Let’s try plotting the spread of the Novel Coronavirus, COVID-19 in the United States as a function of time for the month of March. Let’s first read the data. The data can be downloaded from this link. Note that these numbers come from the European CDC.
Once we have our data, let’s read it and store it as a pandas data frame.
import pandas as pd
dataframe = pd.read_csv(r'covid-19-usa.csv')
dataframe.head()
This data is originally on a linear scale, but in order to gain more insights into the data, we should also log-transform it.
dataframe['Log Transformed Cases'] = np.log(dataframe['Number of Reported Cases'])
dataframe.head()
Now let’s try to plot this initial data. We can do this both on a linear and a log scale.
fig, (ax1, ax2) = plt.subplots(1, 2)
x = np.arange(0 , 22)
nparray = np.asarray(dataframe)
y_lin = nparray[:, 1]
y_log = nparray[: ,2]
fig.tight_layout()
ax1.plot(x, y_lin)
ax1.set_title("Linear US Corona Cases")
ax1.set_ylabel("People Infected")
ax2.plot(x, y_log)
ax2.set_title("Log US Corona Cases")
ax2.set_ylabel("Log People Infected")
ax1.set_xlabel("Days since March 1st")
ax2.set_xlabel("Days since March 1st")
fig.tight_layout()
You can see the linear nature of the log transformed version! This then allows us to easily plot a line of best fit using a linear regression and then make predictions related to the expected spread in the future!
y_log = np.asarray(y_log , dtype='float')

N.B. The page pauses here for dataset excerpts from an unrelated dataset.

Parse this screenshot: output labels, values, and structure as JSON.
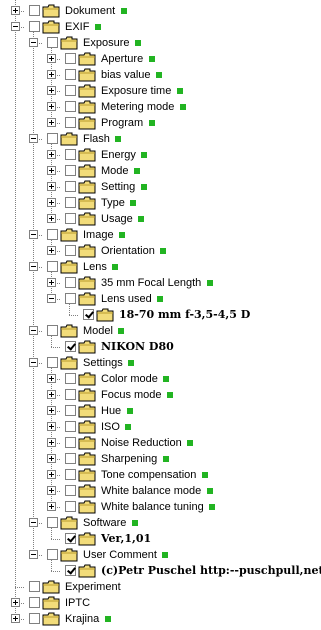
{
  "accent_color": "#22b422",
  "icons": {
    "expander": "tree-expander-icon",
    "checkbox": "checkbox-icon",
    "folder": "folder-icon",
    "status": "status-dot-icon"
  },
  "tree": [
    {
      "level": 1,
      "label": "Dokument",
      "expander": "plus",
      "checked": false,
      "dot": true,
      "value": false
    },
    {
      "level": 1,
      "label": "EXIF",
      "expander": "minus",
      "checked": false,
      "dot": true,
      "value": false
    },
    {
      "level": 2,
      "label": "Exposure",
      "expander": "minus",
      "checked": false,
      "dot": true,
      "value": false
    },
    {
      "level": 3,
      "label": "Aperture",
      "expander": "plus",
      "checked": false,
      "dot": true,
      "value": false
    },
    {
      "level": 3,
      "label": "bias value",
      "expander": "plus",
      "checked": false,
      "dot": true,
      "value": false
    },
    {
      "level": 3,
      "label": "Exposure time",
      "expander": "plus",
      "checked": false,
      "dot": true,
      "value": false
    },
    {
      "level": 3,
      "label": "Metering mode",
      "expander": "plus",
      "checked": false,
      "dot": true,
      "value": false
    },
    {
      "level": 3,
      "label": "Program",
      "expander": "plus",
      "checked": false,
      "dot": true,
      "value": false
    },
    {
      "level": 2,
      "label": "Flash",
      "expander": "minus",
      "checked": false,
      "dot": true,
      "value": false
    },
    {
      "level": 3,
      "label": "Energy",
      "expander": "plus",
      "checked": false,
      "dot": true,
      "value": false
    },
    {
      "level": 3,
      "label": "Mode",
      "expander": "plus",
      "checked": false,
      "dot": true,
      "value": false
    },
    {
      "level": 3,
      "label": "Setting",
      "expander": "plus",
      "checked": false,
      "dot": true,
      "value": false
    },
    {
      "level": 3,
      "label": "Type",
      "expander": "plus",
      "checked": false,
      "dot": true,
      "value": false
    },
    {
      "level": 3,
      "label": "Usage",
      "expander": "plus",
      "checked": false,
      "dot": true,
      "value": false
    },
    {
      "level": 2,
      "label": "Image",
      "expander": "minus",
      "checked": false,
      "dot": true,
      "value": false
    },
    {
      "level": 3,
      "label": "Orientation",
      "expander": "plus",
      "checked": false,
      "dot": true,
      "value": false
    },
    {
      "level": 2,
      "label": "Lens",
      "expander": "minus",
      "checked": false,
      "dot": true,
      "value": false
    },
    {
      "level": 3,
      "label": "35 mm Focal Length",
      "expander": "plus",
      "checked": false,
      "dot": true,
      "value": false
    },
    {
      "level": 3,
      "label": "Lens used",
      "expander": "minus",
      "checked": false,
      "dot": true,
      "value": false
    },
    {
      "level": 4,
      "label": "18-70 mm f-3,5-4,5 D",
      "expander": "none",
      "checked": true,
      "dot": false,
      "value": true
    },
    {
      "level": 2,
      "label": "Model",
      "expander": "minus",
      "checked": false,
      "dot": true,
      "value": false
    },
    {
      "level": 3,
      "label": "NIKON D80",
      "expander": "none",
      "checked": true,
      "dot": false,
      "value": true
    },
    {
      "level": 2,
      "label": "Settings",
      "expander": "minus",
      "checked": false,
      "dot": true,
      "value": false
    },
    {
      "level": 3,
      "label": "Color mode",
      "expander": "plus",
      "checked": false,
      "dot": true,
      "value": false
    },
    {
      "level": 3,
      "label": "Focus mode",
      "expander": "plus",
      "checked": false,
      "dot": true,
      "value": false
    },
    {
      "level": 3,
      "label": "Hue",
      "expander": "plus",
      "checked": false,
      "dot": true,
      "value": false
    },
    {
      "level": 3,
      "label": "ISO",
      "expander": "plus",
      "checked": false,
      "dot": true,
      "value": false
    },
    {
      "level": 3,
      "label": "Noise Reduction",
      "expander": "plus",
      "checked": false,
      "dot": true,
      "value": false
    },
    {
      "level": 3,
      "label": "Sharpening",
      "expander": "plus",
      "checked": false,
      "dot": true,
      "value": false
    },
    {
      "level": 3,
      "label": "Tone compensation",
      "expander": "plus",
      "checked": false,
      "dot": true,
      "value": false
    },
    {
      "level": 3,
      "label": "White balance mode",
      "expander": "plus",
      "checked": false,
      "dot": true,
      "value": false
    },
    {
      "level": 3,
      "label": "White balance tuning",
      "expander": "plus",
      "checked": false,
      "dot": true,
      "value": false
    },
    {
      "level": 2,
      "label": "Software",
      "expander": "minus",
      "checked": false,
      "dot": true,
      "value": false
    },
    {
      "level": 3,
      "label": "Ver,1,01",
      "expander": "none",
      "checked": true,
      "dot": false,
      "value": true
    },
    {
      "level": 2,
      "label": "User Comment",
      "expander": "minus",
      "checked": false,
      "dot": true,
      "value": false
    },
    {
      "level": 3,
      "label": "(c)Petr Puschel http:--puschpull,net",
      "expander": "none",
      "checked": true,
      "dot": false,
      "value": true
    },
    {
      "level": 1,
      "label": "Experiment",
      "expander": "none",
      "checked": false,
      "dot": false,
      "value": false
    },
    {
      "level": 1,
      "label": "IPTC",
      "expander": "plus",
      "checked": false,
      "dot": false,
      "value": false
    },
    {
      "level": 1,
      "label": "Krajina",
      "expander": "plus",
      "checked": false,
      "dot": true,
      "value": false
    }
  ]
}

slope, intercept, r_value, p_value, std_err = stats.linregress(x, y_log)
plt.plot(x , y_log ,'o')
plt.plot(x , x*slope + intercept)
print("R-Value: " , r_value)
R-Value: 0.9986131784823458
With an R-Value of 0.99 , we have a pretty great fit on our data. Now, let’s use our equation to continue plotting, let’s say 12 weeks, that is about 30 days since March 1st. Let’s calculate the log of the number of people infected and then back-calculated the linear value to get the actual number of predicted infected people.
import math
x = np.arange(30)
plt.plot(x , x*slope + intercept , color='orange')

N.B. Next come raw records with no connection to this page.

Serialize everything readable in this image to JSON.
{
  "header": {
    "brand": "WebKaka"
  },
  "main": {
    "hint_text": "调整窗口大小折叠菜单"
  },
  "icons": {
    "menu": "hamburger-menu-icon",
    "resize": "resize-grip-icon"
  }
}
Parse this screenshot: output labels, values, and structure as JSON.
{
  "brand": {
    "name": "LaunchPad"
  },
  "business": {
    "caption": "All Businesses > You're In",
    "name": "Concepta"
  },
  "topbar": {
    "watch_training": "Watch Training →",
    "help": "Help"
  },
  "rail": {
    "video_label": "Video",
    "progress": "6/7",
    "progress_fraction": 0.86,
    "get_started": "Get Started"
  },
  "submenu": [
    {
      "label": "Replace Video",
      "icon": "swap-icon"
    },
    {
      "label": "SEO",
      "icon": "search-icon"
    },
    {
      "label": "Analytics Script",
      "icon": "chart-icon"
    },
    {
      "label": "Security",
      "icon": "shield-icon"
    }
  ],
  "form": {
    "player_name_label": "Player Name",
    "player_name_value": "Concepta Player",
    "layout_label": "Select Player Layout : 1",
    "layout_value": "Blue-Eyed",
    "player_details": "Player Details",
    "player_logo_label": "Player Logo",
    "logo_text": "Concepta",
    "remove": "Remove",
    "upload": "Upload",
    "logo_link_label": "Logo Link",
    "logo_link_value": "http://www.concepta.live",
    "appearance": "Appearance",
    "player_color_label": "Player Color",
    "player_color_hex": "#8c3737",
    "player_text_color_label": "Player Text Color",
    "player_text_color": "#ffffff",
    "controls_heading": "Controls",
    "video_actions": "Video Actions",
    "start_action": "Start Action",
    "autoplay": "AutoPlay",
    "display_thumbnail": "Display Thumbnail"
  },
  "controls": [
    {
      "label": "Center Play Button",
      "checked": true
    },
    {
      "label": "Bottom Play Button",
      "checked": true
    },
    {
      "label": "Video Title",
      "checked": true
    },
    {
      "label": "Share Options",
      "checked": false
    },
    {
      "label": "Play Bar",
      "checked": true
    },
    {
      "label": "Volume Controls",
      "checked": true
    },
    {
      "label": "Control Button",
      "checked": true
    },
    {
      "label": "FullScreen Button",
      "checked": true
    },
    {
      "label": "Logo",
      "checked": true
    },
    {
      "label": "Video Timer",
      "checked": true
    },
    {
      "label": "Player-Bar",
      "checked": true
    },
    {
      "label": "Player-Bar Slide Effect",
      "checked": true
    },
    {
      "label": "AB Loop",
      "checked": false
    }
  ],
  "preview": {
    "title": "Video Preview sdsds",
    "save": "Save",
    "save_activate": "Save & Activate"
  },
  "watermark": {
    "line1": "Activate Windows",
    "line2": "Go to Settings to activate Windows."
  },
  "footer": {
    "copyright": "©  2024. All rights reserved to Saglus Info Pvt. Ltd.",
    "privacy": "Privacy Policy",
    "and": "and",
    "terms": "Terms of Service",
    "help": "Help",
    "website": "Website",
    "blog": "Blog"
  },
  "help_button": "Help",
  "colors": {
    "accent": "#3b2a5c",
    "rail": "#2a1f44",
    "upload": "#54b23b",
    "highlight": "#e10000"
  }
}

plt.xlabel('Days since March 1st')
plt.ylabel('Log People Infected')
plt.title('Linear Regression of Log Reported Infections Since March 1st')
log_day_30 = 30*slope + intercept
print('Log of Infected People at Day 30 is: ' , log_day_30)
actual_day_30 = math.exp(log_day_30)
print('Predicted Number of people at Day 30 is: ' , actual_day_30)
Log of Infected People at Day 30 is: 12.571979810833458
Predicted Number of people at Day 30 is: 288364.27707805636
slope: 0.2834376040667911
intercept: 4.068851688829726
Our model states that by the end of March, More than 280,000 are predicted to be infected with COVID-19! That’s Crazy!!!
We can think of the linear equation $y_{transform} = mx + b$ as actually being equivalent to $log(P_{actual}(t)) = log(b)t + log(P_0)$
Where $t$ is time, $b$ is the growth rate $P_{actual}(t)$ is the actual number of people infected at time $t$, and $P_0$ is the initial number of people infected at March 1st. So in this
In reality, our model is more likely to be a logistic growth model rather than an exponential growth model as there is an upper bound to the number of people who will be infected.
We can model the spread of the virus even better by appreciating the logistic function.
$f(x) = \frac{L}{1 + ae^{-bx}}$
Another way of stating this is:
$P(x) = \frac{L}{1+ P_0e^{-bx}}$
Having more accurate information about both the growth rate $b$ and the carrying capacity $L$ can help us generate more accurate models.